Reporter: Anna Suci Perwitasari |
JAKARTA. Bank Indonesia (BI) mengutarakan kesetujuannya untuk membatasi transaksi tunai demi mengurangi tingkat korupsi. Namun, menurut Gubernur Bank Indonesia, Darmin Nasution, hal itu harus didukung oleh Undang-Undang (UU) yang kuat karena berimbas pada hak masyarakat dalam bertransaksi yang juga berkurang.
"Kami sebenarnya sepakat saja, bahwa ada usul agar pemerintah dan BI bekerja sama memberantas korupsi. Tapi ini perlu ada cantolan undang-undang yang kuat," ungkap Darmin, Rabu (19/12).
Menurutnya, Peraturan Bank Indonesia (PBI) tidak cukup kuat untuk mengatur lalu lintas transaksi tunai tersebut.
"Kalau PBI bisa dipertanyakan. Kalau PP juga bisa tapi tampaknya tidak terlalu kuat, jadiharus masuk ke proses pembuat UU," jelasnya. BI mendesak, perlunya UU karena transaksi seperti ini tidak hanya melibatkan industri keuangan seperti bank. Melainkan mencakup banyak institusi keuangan dan industri non keuangan.

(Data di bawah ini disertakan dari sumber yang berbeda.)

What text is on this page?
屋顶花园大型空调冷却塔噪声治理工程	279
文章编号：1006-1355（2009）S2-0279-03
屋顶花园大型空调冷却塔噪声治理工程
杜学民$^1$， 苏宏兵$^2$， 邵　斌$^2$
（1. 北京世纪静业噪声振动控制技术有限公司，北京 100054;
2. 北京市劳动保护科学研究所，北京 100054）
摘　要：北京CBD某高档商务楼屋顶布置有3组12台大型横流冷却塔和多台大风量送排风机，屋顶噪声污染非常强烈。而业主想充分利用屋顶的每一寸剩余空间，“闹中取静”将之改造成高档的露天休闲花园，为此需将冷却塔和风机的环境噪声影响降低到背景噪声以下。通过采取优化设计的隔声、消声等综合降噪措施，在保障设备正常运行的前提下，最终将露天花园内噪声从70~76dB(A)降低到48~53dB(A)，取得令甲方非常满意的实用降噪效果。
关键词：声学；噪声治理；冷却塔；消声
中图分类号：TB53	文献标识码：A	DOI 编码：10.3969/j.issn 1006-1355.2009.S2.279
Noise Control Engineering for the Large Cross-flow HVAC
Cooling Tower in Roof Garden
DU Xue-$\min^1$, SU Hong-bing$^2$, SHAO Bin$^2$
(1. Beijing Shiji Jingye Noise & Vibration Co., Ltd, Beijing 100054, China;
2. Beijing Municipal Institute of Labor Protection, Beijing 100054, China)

Sebelumnya, Pusat Pelaporan dan Analisis Transaksi Keuangan (PPATK) menggagas ada pembatasan transaksi tunai maksimal Rp 100 juta. Hal ini dilakukan untuk mengurangi tindak pidana korupsi di Indonesia. Artinya, setiap transaksi di atas jumlah tersebut harus melalui proses pencatatan transaksi di sistem perbankan.